On March 7th, as the first hints of spring sunshine filtered through the windows at MOME, we welcomed Réka Gerlits to lead the opening session of our Dance Hack-inspired workshop. As part of our semester-long Reflective Robotics course, this was already the students’ third class—but the first dedicated to movement, motion systems, and embodied experimentation. Réka, who is the Hungarian partner leader of the EU Dance Hack and an integral part of the Central Europe Dance Theatre (CEDT), brought her rich experience and deep familiarity with the methodology, which she learned from the TaikaBox team in Oulu and has been evolving ever since, most recently in Budapest.

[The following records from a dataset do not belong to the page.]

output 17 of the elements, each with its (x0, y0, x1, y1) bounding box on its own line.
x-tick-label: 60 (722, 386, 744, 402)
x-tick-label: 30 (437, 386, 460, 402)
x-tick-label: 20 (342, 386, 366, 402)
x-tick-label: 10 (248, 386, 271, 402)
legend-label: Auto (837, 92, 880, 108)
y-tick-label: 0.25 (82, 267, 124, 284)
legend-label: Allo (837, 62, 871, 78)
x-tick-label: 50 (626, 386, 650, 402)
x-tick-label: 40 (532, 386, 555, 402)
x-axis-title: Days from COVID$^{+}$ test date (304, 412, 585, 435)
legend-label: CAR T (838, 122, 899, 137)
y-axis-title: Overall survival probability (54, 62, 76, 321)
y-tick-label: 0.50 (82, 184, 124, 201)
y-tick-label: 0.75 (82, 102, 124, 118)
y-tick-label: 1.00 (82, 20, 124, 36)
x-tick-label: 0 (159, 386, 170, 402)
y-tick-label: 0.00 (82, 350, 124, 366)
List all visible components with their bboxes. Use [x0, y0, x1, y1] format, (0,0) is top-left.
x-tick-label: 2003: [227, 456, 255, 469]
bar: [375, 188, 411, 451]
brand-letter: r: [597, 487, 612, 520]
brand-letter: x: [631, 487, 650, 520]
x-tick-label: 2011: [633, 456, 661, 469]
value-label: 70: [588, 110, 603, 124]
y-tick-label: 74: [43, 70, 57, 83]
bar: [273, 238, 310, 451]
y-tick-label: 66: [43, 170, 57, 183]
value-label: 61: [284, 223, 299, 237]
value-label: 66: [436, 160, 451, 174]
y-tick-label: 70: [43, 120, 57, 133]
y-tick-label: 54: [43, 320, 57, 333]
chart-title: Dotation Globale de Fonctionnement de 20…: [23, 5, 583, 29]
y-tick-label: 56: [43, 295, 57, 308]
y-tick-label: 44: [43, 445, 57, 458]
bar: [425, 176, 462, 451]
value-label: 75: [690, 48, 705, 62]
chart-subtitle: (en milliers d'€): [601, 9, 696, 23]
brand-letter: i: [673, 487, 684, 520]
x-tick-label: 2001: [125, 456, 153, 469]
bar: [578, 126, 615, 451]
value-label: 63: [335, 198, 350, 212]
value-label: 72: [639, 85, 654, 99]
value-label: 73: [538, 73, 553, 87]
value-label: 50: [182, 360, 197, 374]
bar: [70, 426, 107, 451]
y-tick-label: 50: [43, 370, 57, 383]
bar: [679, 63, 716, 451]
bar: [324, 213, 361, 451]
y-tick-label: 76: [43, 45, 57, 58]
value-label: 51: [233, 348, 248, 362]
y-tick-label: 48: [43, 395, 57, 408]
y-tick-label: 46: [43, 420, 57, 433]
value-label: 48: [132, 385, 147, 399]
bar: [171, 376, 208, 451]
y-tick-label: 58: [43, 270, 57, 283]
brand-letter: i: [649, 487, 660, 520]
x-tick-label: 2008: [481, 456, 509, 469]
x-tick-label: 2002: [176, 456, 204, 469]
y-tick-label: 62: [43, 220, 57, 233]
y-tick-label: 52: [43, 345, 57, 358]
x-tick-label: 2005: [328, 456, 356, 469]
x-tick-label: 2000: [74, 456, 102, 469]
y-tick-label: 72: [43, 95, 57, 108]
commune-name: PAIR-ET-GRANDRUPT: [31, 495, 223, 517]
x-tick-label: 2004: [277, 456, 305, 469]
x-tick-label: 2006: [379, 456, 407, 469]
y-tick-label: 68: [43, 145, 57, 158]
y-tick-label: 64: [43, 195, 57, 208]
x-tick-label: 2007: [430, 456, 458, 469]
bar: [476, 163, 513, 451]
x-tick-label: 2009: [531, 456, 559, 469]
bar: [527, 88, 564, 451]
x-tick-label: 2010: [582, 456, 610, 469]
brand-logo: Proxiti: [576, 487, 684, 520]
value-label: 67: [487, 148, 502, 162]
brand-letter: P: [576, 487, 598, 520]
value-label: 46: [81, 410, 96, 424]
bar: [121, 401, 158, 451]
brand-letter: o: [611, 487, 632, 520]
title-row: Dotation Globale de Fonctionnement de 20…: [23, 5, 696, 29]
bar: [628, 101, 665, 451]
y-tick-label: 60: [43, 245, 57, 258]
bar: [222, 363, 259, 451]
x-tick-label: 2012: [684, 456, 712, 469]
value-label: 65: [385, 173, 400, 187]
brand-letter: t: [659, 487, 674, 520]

Réka guided the students through a three-and-a-half-hour reconstruction of a Dance Hack residency day. The session unfolded in three parts—warm-up, cooperative work, and cool-down—and invited students to shift their focus from theoretical design into full-body exploration. Through rhythm games, partner work, and shared improvisation, participants connected with their own bodies, each other, and with a responsive projection that mirrored their movement. As Réka noted, at first, the relationship between movement and external material was logical and simple—but over time, it evolved into more layered, abstract interactions. A highlight was the cooperative segment using a painter’s foil as a shared object of play, metaphor, and choreography. We ended with the meditative “snail dance,” a gentle group improvisation that perfectly captured the sensitivity and awareness at the heart of the Dance Hack method.





Thanks to Réka’s engaging presence and to Borka Moravcsik (indirectly) the session marked a beautiful beginning to a more embodied exploration of somatic movements and design.